Reconfiguring Environmental Sustainability in Early Childhood Education: a Post-anthropocentric Approach
Hur konkretiseras och artikuleras hållbarhet i förskolans läroplan? Det är en av frågorna som Kassahun Weldemariam undersöker i sin avhandling.
Kassahun Weldemariam
Professor Arjen Wals, Göteborgs universitet Associate professor Helena Pedersen, Göteborgs universitet Associate professor Beniamin Knutsson, Göteborgs universitet
Professor Karen Malone, Swinburne University of Technology, Melbourne
Göteborgs universitet
2020-04-24
Reconfiguring Environmental Sustainability in Early Childhood Education: a Post-anthropocentric Approach
Institutionen för didaktik och pedagogisk profession
Reconfiguring Environmental Sustainability in Early Childhood Education: a Post-anthropocentric Approach
The purpose of this dissertation is twofold. First, it explores how the notion of sustainability is conceptualized within early childhood education discourses and how it is manifested in early childhood curricula.
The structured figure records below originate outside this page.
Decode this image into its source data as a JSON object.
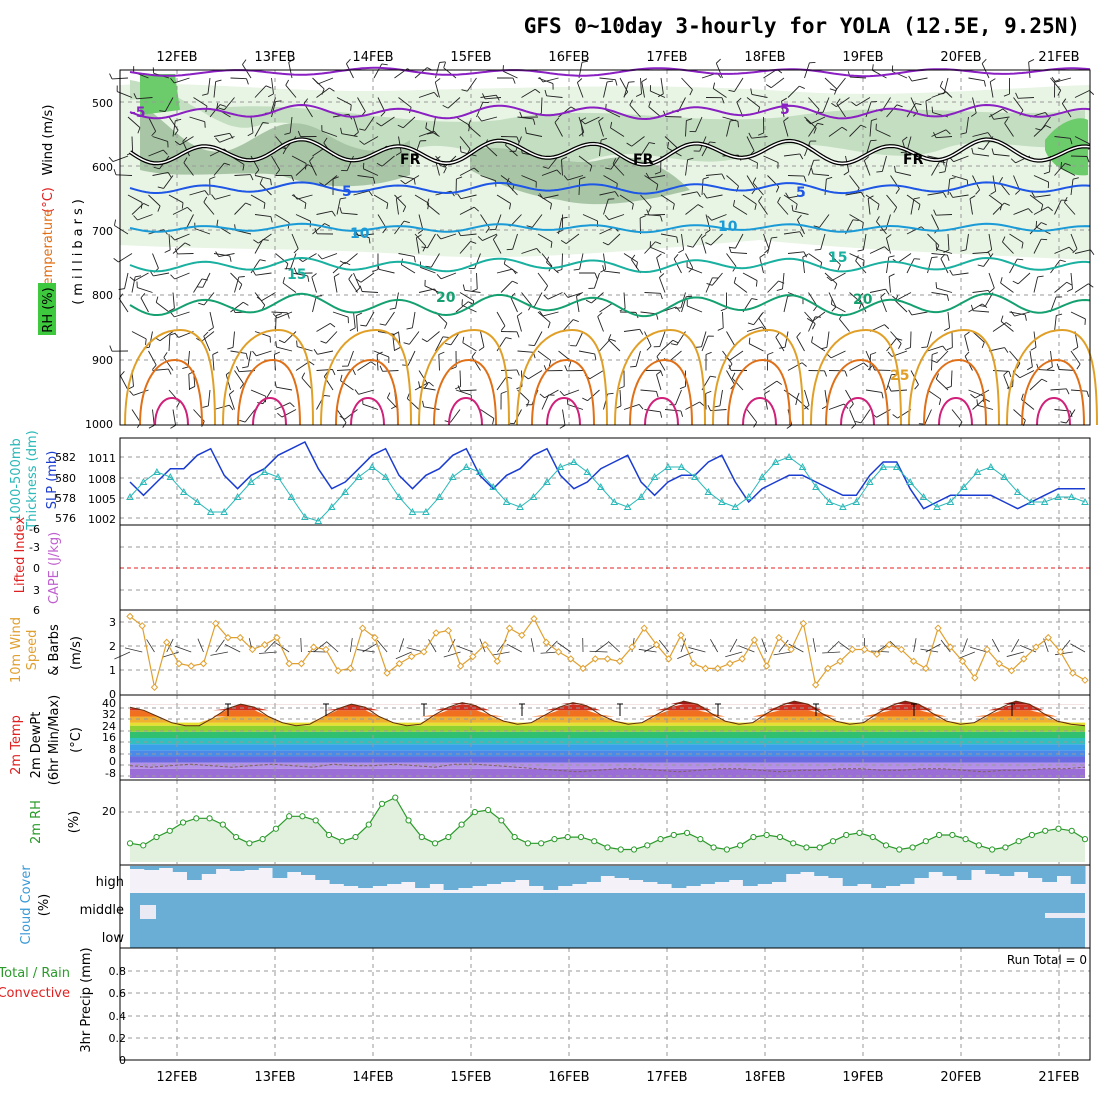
{
  "title": "GFS 0~10day 3-hourly for YOLA (12.5E, 9.25N)",
  "dates": [
    "12FEB",
    "13FEB",
    "14FEB",
    "15FEB",
    "16FEB",
    "17FEB",
    "18FEB",
    "19FEB",
    "20FEB",
    "21FEB"
  ],
  "colors": {
    "purple": "#8a1fc2",
    "freeze": "#000000",
    "blue": "#1e56e6",
    "ltblue": "#1a9ad6",
    "teal": "#1ab0a0",
    "green": "#15a070",
    "orange": "#e0a028",
    "dkorange": "#e07018",
    "magenta": "#d0207a",
    "slp": "#1a3cd0",
    "thick": "#2ab8b8",
    "wind": "#e0a030",
    "rh": "#2a9a2a",
    "cloud": "#6aaed6",
    "rain": "#e02020"
  },
  "panels": {
    "upper": {
      "labels": {
        "wind": "Wind (m/s)",
        "temp_c": "(°C)",
        "temperature": "Temperature",
        "rh": "RH (%)",
        "millibars": "(millibars)"
      },
      "yticks": [
        "500",
        "600",
        "700",
        "800",
        "900",
        "1000"
      ],
      "contour_labels": [
        {
          "text": "-5",
          "color": "purple"
        },
        {
          "text": "5",
          "color": "purple"
        },
        {
          "text": "FR",
          "color": "freeze"
        },
        {
          "text": "FR",
          "color": "freeze"
        },
        {
          "text": "FR",
          "color": "freeze"
        },
        {
          "text": "5",
          "color": "blue"
        },
        {
          "text": "5",
          "color": "blue"
        },
        {
          "text": "10",
          "color": "ltblue"
        },
        {
          "text": "10",
          "color": "ltblue"
        },
        {
          "text": "15",
          "color": "teal"
        },
        {
          "text": "15",
          "color": "teal"
        },
        {
          "text": "20",
          "color": "green"
        },
        {
          "text": "20",
          "color": "green"
        },
        {
          "text": "25",
          "color": "orange"
        }
      ]
    },
    "slp": {
      "label_left": "1000-500mb",
      "label_left2": "Thickness (dm)",
      "label_right": "SLP (mb)",
      "yticks_left": [
        "582",
        "580",
        "578",
        "576"
      ],
      "yticks_right": [
        "1011",
        "1008",
        "1005",
        "1002"
      ]
    },
    "cape": {
      "label_left": "Lifted Index",
      "label_right": "CAPE (J/kg)",
      "yticks": [
        "-6",
        "-3",
        "0",
        "3",
        "6"
      ]
    },
    "wind10": {
      "label1": "10m Wind",
      "label2": "Speed",
      "label3": "& Barbs",
      "unit": "(m/s)",
      "yticks": [
        "3",
        "2",
        "1",
        "0"
      ]
    },
    "temp2m": {
      "label1": "2m Temp",
      "label2": "2m DewPt",
      "label3": "(6hr Min/Max)",
      "unit": "(°C)",
      "yticks": [
        "40",
        "32",
        "24",
        "16",
        "8",
        "0",
        "-8"
      ]
    },
    "rh2m": {
      "label": "2m RH",
      "unit": "(%)",
      "yticks": [
        "20"
      ]
    },
    "cloud": {
      "label": "Cloud Cover",
      "unit": "(%)",
      "levels": [
        "high",
        "middle",
        "low"
      ]
    },
    "precip": {
      "label1": "Total / Rain",
      "label2": "Convective",
      "label3": "3hr Precip (mm)",
      "run_total": "Run Total = 0",
      "yticks": [
        "0.8",
        "0.6",
        "0.4",
        "0.2",
        "0"
      ]
    }
  },
  "chart_data": {
    "type": "line",
    "x_unit": "3-hourly steps",
    "x_range": [
      "11FEB 12Z",
      "21FEB 06Z"
    ],
    "series": [
      {
        "name": "SLP (mb)",
        "ylim": [
          1001,
          1013
        ],
        "values": [
          1007,
          1005,
          1007,
          1009,
          1009,
          1011,
          1012,
          1008,
          1006,
          1008,
          1009,
          1011,
          1012,
          1013,
          1009,
          1006,
          1007,
          1009,
          1011,
          1012,
          1008,
          1006,
          1008,
          1009,
          1011,
          1012,
          1008,
          1006,
          1008,
          1009,
          1011,
          1012,
          1008,
          1006,
          1007,
          1009,
          1010,
          1011,
          1007,
          1005,
          1007,
          1008,
          1008,
          1010,
          1011,
          1007,
          1004,
          1006,
          1007,
          1008,
          1008,
          1007,
          1006,
          1005,
          1005,
          1008,
          1010,
          1010,
          1006,
          1003,
          1004,
          1005,
          1005,
          1005,
          1005,
          1004,
          1003,
          1004,
          1005,
          1006,
          1006,
          1006
        ]
      },
      {
        "name": "1000-500mb Thickness (dm)",
        "ylim": [
          575.5,
          583.5
        ],
        "values": [
          578,
          579.5,
          580.5,
          580,
          578.5,
          577.5,
          576.5,
          576.5,
          578,
          579.5,
          580.5,
          580,
          578,
          576,
          575.6,
          577,
          578.5,
          580,
          581,
          580,
          578,
          576.5,
          576.5,
          578,
          580,
          581,
          580.5,
          579,
          577.5,
          577,
          578,
          579.5,
          581,
          581.5,
          580.5,
          579,
          577.5,
          577,
          578,
          580,
          581,
          581,
          580,
          578.5,
          577.5,
          577,
          578,
          580,
          581.5,
          582,
          581,
          579,
          577.5,
          577,
          577.5,
          579.5,
          581,
          581,
          579.5,
          578,
          577,
          577.5,
          579,
          580.5,
          581,
          580,
          578.5,
          577.5,
          577.5,
          578,
          578,
          577.5
        ]
      },
      {
        "name": "10m Wind Speed (m/s)",
        "ylim": [
          0,
          3.3
        ],
        "values": [
          3.2,
          2.8,
          0.2,
          2.1,
          1.2,
          1.1,
          1.2,
          2.9,
          2.3,
          2.3,
          1.8,
          2.0,
          2.3,
          1.2,
          1.2,
          1.9,
          1.8,
          0.9,
          1.0,
          2.7,
          2.3,
          0.8,
          1.2,
          1.5,
          1.7,
          2.5,
          2.6,
          1.1,
          1.5,
          2.0,
          1.3,
          2.7,
          2.4,
          3.1,
          2.1,
          1.7,
          1.4,
          1.0,
          1.4,
          1.4,
          1.3,
          1.9,
          2.7,
          2.0,
          1.4,
          2.4,
          1.2,
          1.0,
          1.0,
          1.2,
          1.4,
          2.2,
          1.1,
          2.3,
          1.8,
          2.9,
          0.3,
          1.0,
          1.3,
          1.8,
          1.8,
          1.6,
          2.0,
          1.8,
          1.3,
          1.0,
          2.7,
          1.9,
          1.3,
          0.6,
          1.8,
          1.2,
          0.9,
          1.4,
          1.9,
          2.3,
          1.7,
          0.8,
          0.5
        ]
      },
      {
        "name": "2m RH (%)",
        "ylim": [
          0,
          38
        ],
        "values": [
          9,
          8,
          12,
          15,
          19,
          21,
          21,
          18,
          12,
          9,
          11,
          16,
          22,
          22,
          20,
          13,
          10,
          12,
          18,
          28,
          31,
          20,
          12,
          9,
          12,
          18,
          24,
          25,
          20,
          12,
          9,
          9,
          11,
          12,
          12,
          10,
          7,
          6,
          6,
          8,
          11,
          13,
          14,
          11,
          7,
          6,
          8,
          12,
          13,
          12,
          9,
          7,
          7,
          10,
          13,
          14,
          12,
          8,
          6,
          7,
          10,
          13,
          13,
          11,
          8,
          6,
          7,
          10,
          13,
          15,
          16,
          15,
          11
        ]
      },
      {
        "name": "2m Temp (°C)",
        "ylim": [
          -10,
          42
        ],
        "values": [
          36,
          34,
          30,
          26,
          24,
          24,
          29,
          35,
          38,
          36,
          30,
          26,
          24,
          25,
          30,
          35,
          38,
          36,
          30,
          26,
          24,
          25,
          31,
          36,
          39,
          37,
          31,
          27,
          25,
          26,
          31,
          36,
          39,
          37,
          31,
          27,
          25,
          26,
          31,
          36,
          40,
          38,
          32,
          27,
          25,
          26,
          32,
          37,
          40,
          38,
          32,
          27,
          25,
          26,
          32,
          37,
          40,
          38,
          32,
          27,
          25,
          26,
          31,
          36,
          40,
          38,
          32,
          27,
          25,
          24
        ]
      },
      {
        "name": "2m DewPt (°C)",
        "ylim": [
          -10,
          42
        ],
        "values": [
          -2,
          -3,
          -2,
          -1,
          -2,
          -3,
          -2,
          -1,
          -2,
          -3,
          -1,
          -2,
          -2,
          -1,
          -2,
          -3,
          -1,
          -1,
          -2,
          -3,
          -4,
          -5,
          -6,
          -5,
          -4,
          -4,
          -5,
          -6,
          -5,
          -4,
          -4,
          -5,
          -6,
          -5,
          -5,
          -4,
          -4,
          -5,
          -5,
          -4,
          -4,
          -5,
          -6,
          -5,
          -5,
          -4,
          -4,
          -3
        ]
      }
    ]
  }
}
Second, the dissertation examines post-anthropocentric possibilities of sustainability within early childhood education. A major finding of the two studies, relating to the first purpose, is that early childhood education tends to have an anthropocentric bias and over-emphasizes the importance of children’s agency in enhancing their potential to contribute to sustainability. Using this finding as a backdrop, the major finding of the two subsequent studies, relating to the second purpose, is that post-anthropocentric analysis can help to challenge these shortcomings and offer the emergence of a different sustainability ethos. In doing so, sustainability is reconceptualized as a generative concept that opens up possibilities for children to learn-with, become-with and be/become affected by non-humans, i.e. other species and non-human forces. Specific posthuman concepts such as assemblage, distributed agency and becoming-with are used as thinking tools. Systematic literature review and curricula content analysis are employed as methods for study one and study two respectively. Study three and study four draw ideas from post-qualitative inquiry which employ concepts that allow to experimentally engage with the world and think with/become-with data. The latter two studies empirically demonstrate emerging possibilities of learning for sustainability with the non-human others/material forces and other species. In the end, the dissertation highlights that post-humanist and new materialist perspectives can provide a post-anthropocentric conceptualisation of sustainability, which paves the way for a more relational ontology, one that could in turn create a pedagogical practice supporting sustainability.